Centripetal force follows directly from our equations for centripetal acceleration that we saw in uniform circular motion:

${F}_{\text{c}}=m{a}_{\text{c}}=\frac{m{v}^{2}}{r}=\frac{4{\pi}^{2}mr}{{T}^{2}}=4{\pi}^{2}mr{f}^{2}\text{.}$

Centripetal force causes an object to follow a circular path. That being said, it is not another *type* of force that you can add in the net force equation. Some specific force like ${\overrightarrow{F}}_{\text{T}}$ or ${\overrightarrow{F}}_{\text{f}}$ will *be* the centripetal force.

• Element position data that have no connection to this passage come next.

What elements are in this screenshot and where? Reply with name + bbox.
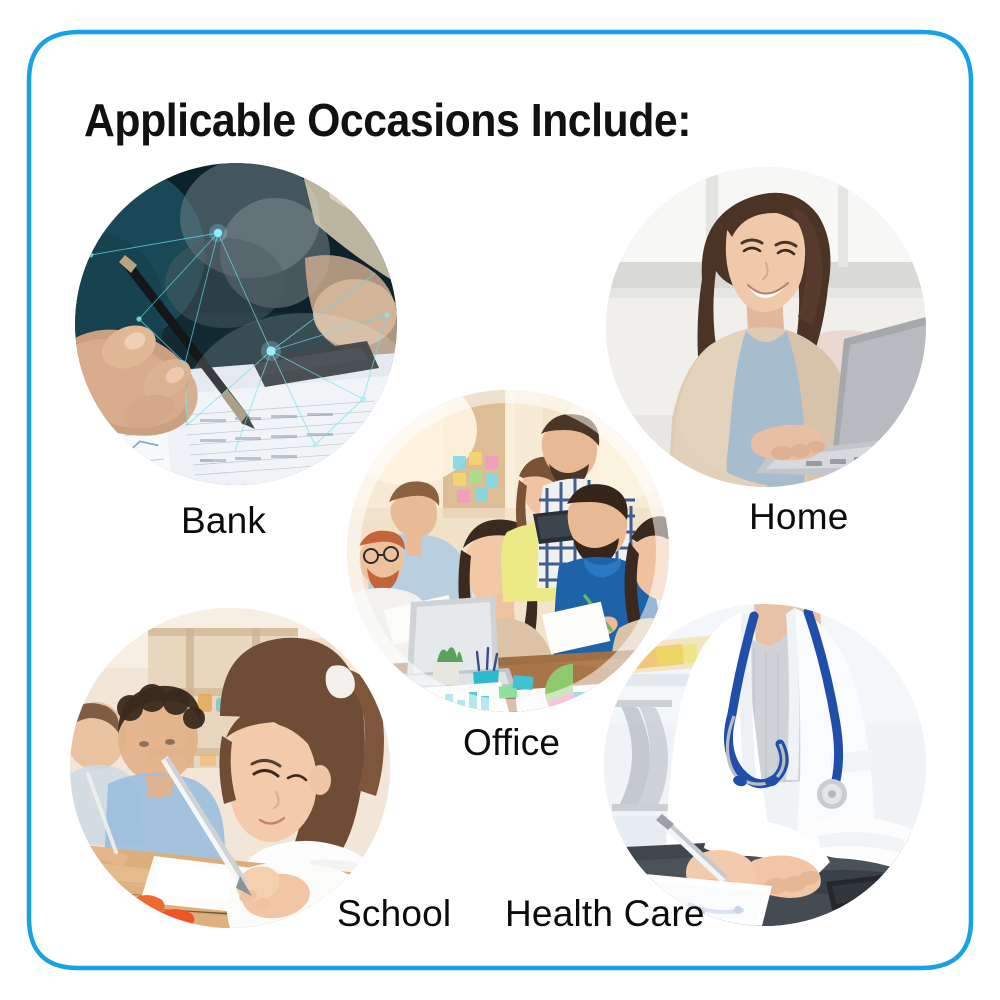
- health-care-photo-circle: [604, 604, 926, 926]
- infographic-page: Applicable Occasions Include:: [0, 0, 1000, 1000]
- occasion-label-school: School: [337, 893, 451, 935]
- page-title: Applicable Occasions Include:: [84, 93, 691, 147]
- school-photo-circle: [70, 608, 390, 928]
- occasion-label-health-care: Health Care: [505, 893, 705, 935]
- home-photo-circle: [606, 167, 926, 487]
- occasion-label-office: Office: [463, 722, 560, 764]
- office-photo-circle: [347, 390, 669, 712]
- occasion-label-bank: Bank: [181, 500, 266, 542]
- bank-photo-circle: [75, 163, 397, 485]
- occasion-label-home: Home: [749, 496, 849, 538]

If the specific force isn’t supplying enough (for example, ${F}_{\text{T}}<{F}_{\text{c}}$), then the object will not follow the circular path: it will go off on a tangent. If the original centripetal force is now zero (e.g., the string breaks), then it will travel in a straight line. If it was too small but stays that way (e.g., car turning too fast), then it will follow a circle with a wider radius.

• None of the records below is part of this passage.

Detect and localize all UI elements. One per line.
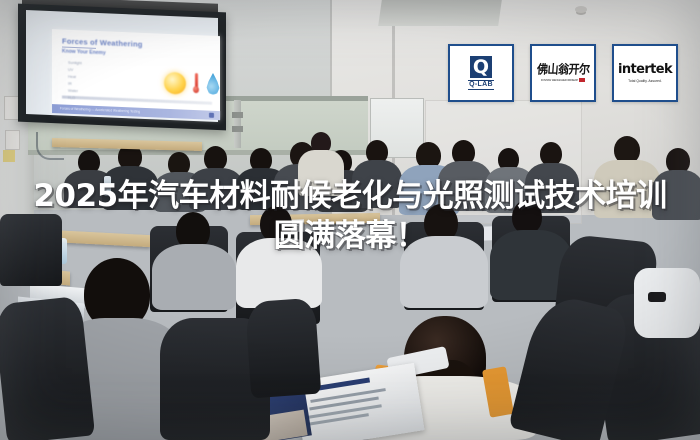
intertek-logo: intertek Total Quality. Assured. bbox=[618, 63, 672, 83]
intertek-mark: intertek bbox=[618, 63, 672, 77]
q-lab-letter: Q bbox=[473, 58, 489, 77]
poster-canvas: Forces of Weathering Know Your Enemy Sun… bbox=[0, 0, 700, 440]
headline-line-2: 圆满落幕！ bbox=[0, 216, 700, 256]
foshan-wengkaier-subtext: FOSHAN WENGKAIER IMP&EXP bbox=[541, 78, 585, 82]
headline-line-1: 2025年汽车材料耐候老化与光照测试技术培训 bbox=[0, 176, 700, 216]
foshan-wengkaier-logo: 佛山翁开尔 FOSHAN WENGKAIER IMP&EXP bbox=[537, 64, 590, 82]
poster-headline: 2025年汽车材料耐候老化与光照测试技术培训 圆满落幕！ bbox=[0, 176, 700, 256]
sponsor-logo-row: Q Q-LAB 佛山翁开尔 FOSHAN WENGKAIER IMP&EXP i… bbox=[448, 44, 678, 102]
q-lab-logo: Q Q-LAB bbox=[468, 56, 494, 90]
q-lab-wordmark: Q-LAB bbox=[468, 80, 494, 90]
intertek-tagline: Total Quality. Assured. bbox=[628, 79, 662, 83]
foshan-accent-mark-icon bbox=[579, 78, 585, 82]
q-lab-mark-icon: Q bbox=[470, 56, 492, 78]
foshan-wengkaier-wordmark: FOSHAN WENGKAIER IMP&EXP bbox=[541, 78, 578, 81]
logo-card-foshan-wengkaier: 佛山翁开尔 FOSHAN WENGKAIER IMP&EXP bbox=[530, 44, 596, 102]
logo-card-q-lab: Q Q-LAB bbox=[448, 44, 514, 102]
logo-card-intertek: intertek Total Quality. Assured. bbox=[612, 44, 678, 102]
foshan-wengkaier-mark: 佛山翁开尔 bbox=[536, 63, 589, 76]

The centripetal force does not have to be provided by a single force. For example, when you spin a ball on a string in a vertical circle, there are two forces on the ball at all times: tension and gravity. They will always sum to ${\overrightarrow{F}}_{\text{c}}$ if the ball moves in a perfect circle. Since gravity doesn’t change, the tension force must change. At the top of the circle, $\left|{\overrightarrow{F}}_{\text{T}}\right|=m{a}_{\text{c}}-mg\text{,}$ and at the bottom, $\left|{\overrightarrow{F}}_{\text{T}}\right|=m{a}_{\text{c}}+mg\text{.}$

## Example

A 1105 kg car is entering a level turn with a radius of 20.0 m at 21.5 m/s. If the coefficient of friction is 0.450, what is the maximum safe speed?

There is only one force acting on the car, the force of friction, and it needs to provide a centripetal force for the car to be safe:

${\overrightarrow{F}}_{\text{net}}={\overrightarrow{F}}_{\text{f}}=m{\overrightarrow{a}}_{\text{c}}\text{.}$

We can substitute for friction and centripetal acceleration:

$\mu mg=m\frac{{v}^{2}}{r}\text{.}$

Now we can solve for speed:

$v=\sqrt{r\mu g}=\sqrt{(20.0\text{}\text{m})(0.450)(9.80\text{}{\text{m/s}}^{2})}=9.391\text{}\text{m/s}\text{.}$

Therefore, the maximum safe speed is 9.39 m/s.